Shearer: I think we unleashed the inner-rocker and folky in a lot of people who would otherwise might have kept it to themselves.
Guest: The people who work in comedy that I know, there is often a connection with music. It’s weird we haven’t seen it even more. But you do need to be able to play and sing and write, so even if you’re a comedian and fan of music, it doesn’t follow you would be able to do stuff.
Was there something appealing about the material in the music world?
McKean: We had all had experiences in the music business. There were moments of exasperation. Who’s running this show, Zippy the Pinhead? There’s something about the business of music, all these non-creative people bossing around these semi-creative people. It’s an amusing world. The more serious a musical entity takes itself, the bigger a target it makes.
Shearer: At the beginning, we all shared frustration that movies had never — since A Hard Day’s Night — gotten rock & roll remotely right. It was insulting people.
McKean: The famous Troggs tape is of course a really seminal moment in rock & roll. That’s when we heard the business of putting together a really simple song with a bunch of really simple guys, and this almost violent conflict that would occur.

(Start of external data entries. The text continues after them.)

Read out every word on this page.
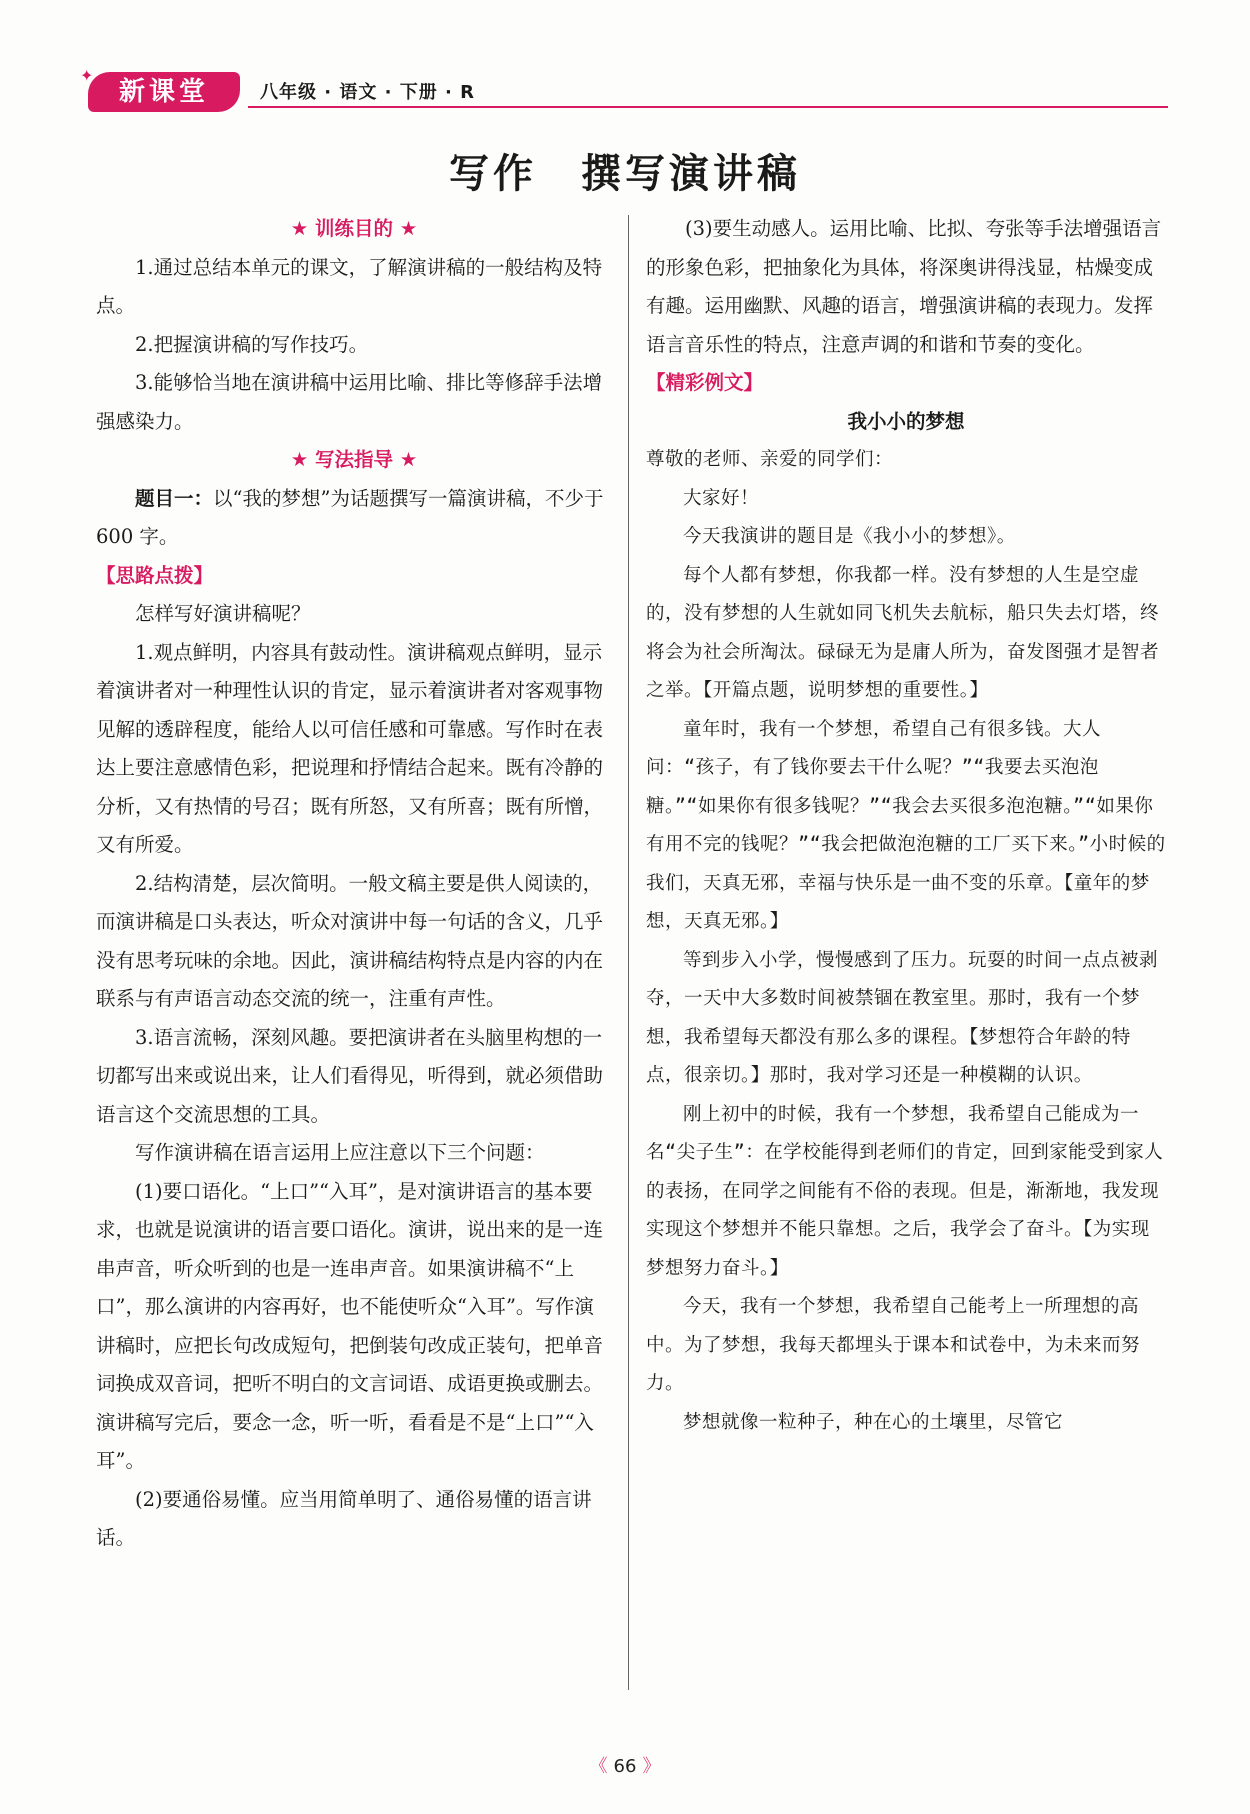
✦
新课堂	八年级 · 语文 · 下册 · R
写作　撰写演讲稿

★ 训练目的 ★

1.通过总结本单元的课文，了解演讲稿的一般结构及特点。

2.把握演讲稿的写作技巧。

3.能够恰当地在演讲稿中运用比喻、排比等修辞手法增强感染力。

★ 写法指导 ★

题目一：以“我的梦想”为话题撰写一篇演讲稿，不少于 600 字。

【思路点拨】

怎样写好演讲稿呢？

1.观点鲜明，内容具有鼓动性。演讲稿观点鲜明，显示着演讲者对一种理性认识的肯定，显示着演讲者对客观事物见解的透辟程度，能给人以可信任感和可靠感。写作时在表达上要注意感情色彩，把说理和抒情结合起来。既有冷静的分析，又有热情的号召；既有所怒，又有所喜；既有所憎，又有所爱。

2.结构清楚，层次简明。一般文稿主要是供人阅读的，而演讲稿是口头表达，听众对演讲中每一句话的含义，几乎没有思考玩味的余地。因此，演讲稿结构特点是内容的内在联系与有声语言动态交流的统一，注重有声性。

3.语言流畅，深刻风趣。要把演讲者在头脑里构想的一切都写出来或说出来，让人们看得见，听得到，就必须借助语言这个交流思想的工具。

写作演讲稿在语言运用上应注意以下三个问题：

(1)要口语化。“上口”“入耳”，是对演讲语言的基本要求，也就是说演讲的语言要口语化。演讲，说出来的是一连串声音，听众听到的也是一连串声音。如果演讲稿不“上口”，那么演讲的内容再好，也不能使听众“入耳”。写作演讲稿时，应把长句改成短句，把倒装句改成正装句，把单音词换成双音词，把听不明白的文言词语、成语更换或删去。演讲稿写完后，要念一念，听一听，看看是不是“上口”“入耳”。

(2)要通俗易懂。应当用简单明了、通俗易懂的语言讲话。

(3)要生动感人。运用比喻、比拟、夸张等手法增强语言的形象色彩，把抽象化为具体，将深奥讲得浅显，枯燥变成有趣。运用幽默、风趣的语言，增强演讲稿的表现力。发挥语言音乐性的特点，注意声调的和谐和节奏的变化。

【精彩例文】

我小小的梦想

尊敬的老师、亲爱的同学们：

大家好！

今天我演讲的题目是《我小小的梦想》。

每个人都有梦想，你我都一样。没有梦想的人生是空虚的，没有梦想的人生就如同飞机失去航标，船只失去灯塔，终将会为社会所淘汰。碌碌无为是庸人所为，奋发图强才是智者之举。【开篇点题，说明梦想的重要性。】

童年时，我有一个梦想，希望自己有很多钱。大人问：“孩子，有了钱你要去干什么呢？”“我要去买泡泡糖。”“如果你有很多钱呢？”“我会去买很多泡泡糖。”“如果你有用不完的钱呢？”“我会把做泡泡糖的工厂买下来。”小时候的我们，天真无邪，幸福与快乐是一曲不变的乐章。【童年的梦想，天真无邪。】

等到步入小学，慢慢感到了压力。玩耍的时间一点点被剥夺，一天中大多数时间被禁锢在教室里。那时，我有一个梦想，我希望每天都没有那么多的课程。【梦想符合年龄的特点，很亲切。】那时，我对学习还是一种模糊的认识。

刚上初中的时候，我有一个梦想，我希望自己能成为一名“尖子生”：在学校能得到老师们的肯定，回到家能受到家人的表扬，在同学之间能有不俗的表现。但是，渐渐地，我发现实现这个梦想并不能只靠想。之后，我学会了奋斗。【为实现梦想努力奋斗。】

今天，我有一个梦想，我希望自己能考上一所理想的高中。为了梦想，我每天都埋头于课本和试卷中，为未来而努力。

梦想就像一粒种子，种在心的土壤里，尽管它

《 66 》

Guest: I was at the Chateau Marmont in 1974, and a hard rock band was checking in, and there was an episode of stupidity that was very illuminating. What a great idea for a story! And we get to make music to support that. It was a chicken and the egg situation.
Shearer: There was no downside —
McKean: And there was no egg.
The movie has been quoted ever since, with bands described as having a Spinal Tap moment or turning the volume up to 11. It’s part of the rock culture.
Shearer: It’s not just rockers. I’ve had country musicians and even classical players say they relate to that. It’s just about life on the road.
McKean: A tour is a tour —
Shearer: And a tourette is a tourette.
Guest: It’s all going to happen — something bad is going to happen at some point.
Shearer: We say that on the eve of going out on tour.
Are you traveling on separate tour buses?
McKean: No, jeez … It’s a very small-scale operation.
Guest: The three of us are on bus, and there’s some support people that follow in a U-Haul.
McKean: We sedate them.
This many years later, This Is Spinal Tap still attracts new fans. Is there something eternal about the slapstick that can exist in a rock band?
Shearer: There is something eternal about the striving of the mediocre. You root for them despite your better judgment. There’s something timeless about that story.
Have you done as much as you hoped with Spinal Tap?
Guest: If we had wanted to, we could have done more. But the beauty of this is that we have other lives, and we can drop into this world, get to play music. If we were on the road as Spinal Tap a hundred nights out of the year or more, then you’re getting perilously close to something else.
You could have beaten it into the ground.
Shearer: And we still might.
McKean: Give us time. It’s only been 25 years.